5. Attack detection based on prediction consistency

python imagenette-detection.py --is_adv 1 --num_input 0 --img_folder imagenette_5_square_1feature_transfer_adv_comp_007  \
        --source_folder imagenette_square_5_npy_test_adv_result_007 --noise_percentage 0.07 \
        --radius 51 --second_folder imagenette_5_square_2feature_transfer_adv_comp_007 --target 5 \
        --save_folder ./ --patch_type square --model_path ./imagenette-model/resnet18-imagenette.pt
  • --source_folder: The test images that we want to test whether they are adversarial or not
  • --img_folder: first folder that contains the hold-out images transplanted with salient features from the test images
  • --second_folder: second folder that contains another set of hold-out images transplanted with salient features from the test images
  • --radius: a tag for labeling the output folder
  • --noise_percentage: a tag for labeling the output folder

6. Identify the image regions for inpainting (attack mitigation)

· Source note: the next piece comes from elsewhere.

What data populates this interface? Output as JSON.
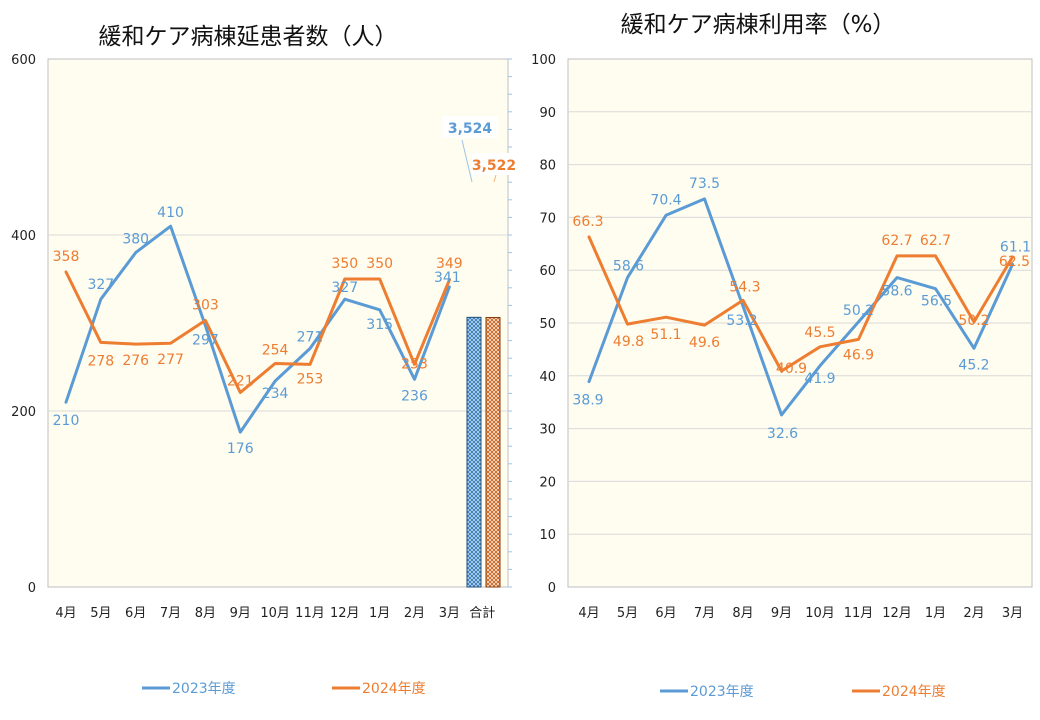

python get_coordinate.py --saliency_folder ./imagenette_square_5_npy_test_adv_saliency_007 \
                                          --img_folder ./imagenette_5_square_r51_adv_test_detected_007 
  • --img_folder: Test images on which we want to perform image inpainting
  • --saliency_folder: Saliency maps of the test images, used for locating the regions to perform inpainting

7. Perform image inpainting

Go to ./Pluralistic-Inpainting and run:

python test.py --name imagenet_random --mask_type 4 --img_file ../imagenette_5_square_r51_adv_test_detected_007_with_coordinate \
            --results_dir ./imagenette_square_5_r51_adv_test_detected_007_100/ --mask_pert 1. --is_square_patch 1 --batchSize 16 
  • --img_file: images on which we perform inpainting
  • --results_dir: output directory for the inpainting output. For each image, it will generate 3 different files: 1) the original image (xx_yy=pp=qq_truth.npy); 2) the image placed with a mask (xx_yy=pp=qq_mask.npy); 3) the image after being inpainted (xx_yy=pp=qq_out_0.npy)
  • --mask_pert: percentage of pixels to mask. E.g., 0.5 means we mask 50% of the pixels within the salient feature region.
  • --is_square_patch: indicate whether to draw a square mask or rectangular mask.

8. Attack mitigation

Go back to the main directory and run:

python imagenette-mitigation.py --img_folder Pluralistic-Inpainting/imagenette_square_5_r51_adv_test_detected_007_100 \
    --input_tag out_0 --normalize 1 --input_size 0 --extract_label 1  --model_path ./imagenette-model/resnet18-imagenette.pt 

python imagenette-mitigation.py --img_folder Pluralistic-Inpainting/imagenette_square_5_r51_org_test_misdetected_007_100 \
    --input_tag out_0 --normalize 1 --input_size 0 --extract_label 0  --model_path ./imagenette-model/resnet18-imagenette.pt
  • --img_folder: output folder from image inpainting (step 6.2)
  • --input_tag: set out_0 if you want to compare the original image with the inpainted image; set mask if you want to compare the original image with the masked image without inpainting
  • --normalize: whether to perform image normalization before inference
  • --extract_label: whether to extract the ground-truth label, which can be used to determine whether the mitigation is successful or not.